At the event where the new iPhones were launched, Apple also launched the 4th iteration Apple Watch. Though it was not the focus of the event, Apple deservedly prided itself for being the first smart watch to pass FDA test. One feature highlighted at the presentation is, by combining the readings from the gyroscope and the accelerometer the Watch can tell when a user has tripped or fallen. If the user stays static after the fall for more than a minute, the cellular equipped Watch can automatically call for help from emergency service or reach out to the family or friend. This can turn out very helpful for the aging population.
Another function of the Apple Watch being marketed is its capability to detect and alert the user irregular heartbeats which can be a symptom of a heart condition called atrial fibrillation, or AFib. This can also be a meaningful feature for a large user group: according to estimates by the US Centers for Disease Control, between 2.7 and 6.1 million people in the US have AFib, many of whom may not be even aware of it.
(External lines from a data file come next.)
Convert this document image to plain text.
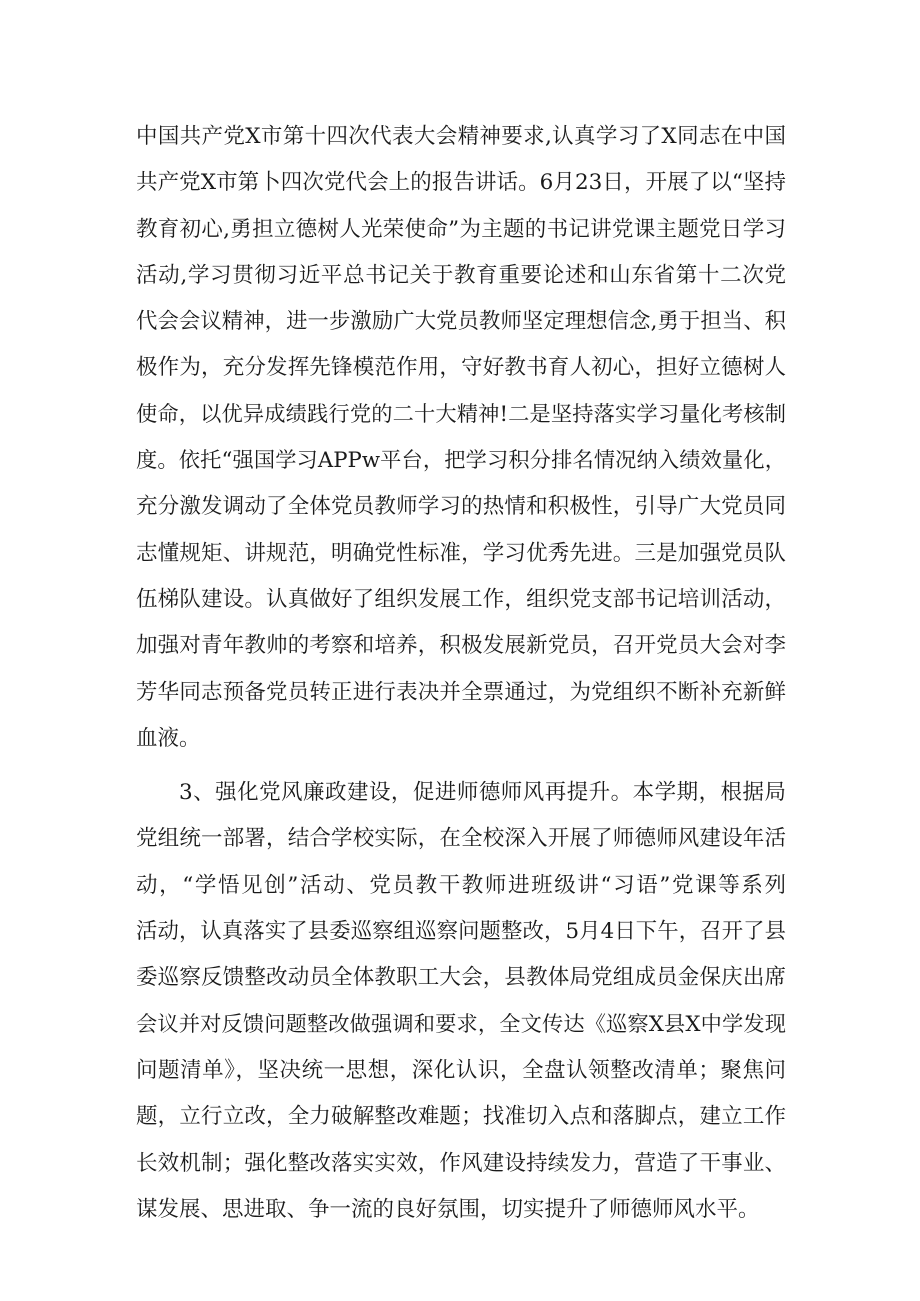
中国共产党X市第十四次代表大会精神要求,认真学习了X同志在中国
共产党X市第卜四次党代会上的报告讲话。6月23日，开展了以“坚持
教育初心,勇担立德树人光荣使命”为主题的书记讲党课主题党日学习
活动,学习贯彻习近平总书记关于教育重要论述和山东省第十二次党
代会会议精神，进一步激励广大党员教师坚定理想信念,勇于担当、积
极作为，充分发挥先锋模范作用，守好教书育人初心，担好立德树人
使命，以优异成绩践行党的二十大精神!二是坚持落实学习量化考核制
度。依托“强国学习APPw平台，把学习积分排名情况纳入绩效量化，
充分激发调动了全体党员教师学习的热情和积极性，引导广大党员同
志懂规矩、讲规范，明确党性标准，学习优秀先进。三是加强党员队
伍梯队建设。认真做好了组织发展工作，组织党支部书记培训活动，
加强对青年教帅的考察和培养，积极发展新党员，召开党员大会对李
芳华同志预备党员转正进行表决并全票通过，为党组织不断补充新鲜
血液。
3、强化党风廉政建设，促进师德师风再提升。本学期，根据局
党组统一部署，结合学校实际，在全校深入开展了师德师风建设年活
动，“学悟见创”活动、党员教干教师进班级讲“习语”党课等系列
活动，认真落实了县委巡察组巡察问题整改，5月4日下午，召开了县
委巡察反馈整改动员全体教职工大会，县教体局党组成员金保庆出席
会议并对反馈问题整改做强调和要求，全文传达《巡察X县X中学发现
问题清单》，坚决统一思想，深化认识，全盘认领整改清单；聚焦问
题，立行立改，全力破解整改难题；找准切入点和落脚点，建立工作
长效机制；强化整改落实实效，作风建设持续发力，营造了干事业、
谋发展、思进取、争一流的良好氛围，切实提升了师德师风水平。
Apple has conducted an “Apple Heart Study” with Stanford University, the findings of which became the basis on which it gained the FDA clearance. However the total sample size was small (few than 600) and the match rate with professional medical devices was not extremely high. But the data was good enough to convince FDA that the solution worked and it was safe. Apple Watch was given a Class II risk device category, meaning it will not be life threatening even if it does not work. In contrast, if a pacemaker stops working the patient will die, therefore it is classified Class III.
In its approval file to Apple, the FDA demanded Apple to explicitly spell out the possibility of inaccurate reading as well as warn users that the is not a replacement for medical care, although the worst that can happen when the Watch reading is wrong is to cause scare for a healthy user.
Therefore, the new Apple Watch can do the job of a low to mid-range electrocardiogram reader, but it is not a medical device. In a typical professional situation, a patient will have 12 reading leads attached to different parts of the body, including the chest and the limbs, to provide accurate reading. What Apple Watch can give is equivalent to one of them, on the wrist.
No professional physicians will make judgement based on the reading on the Apple Watch. Any sensible users had better not either.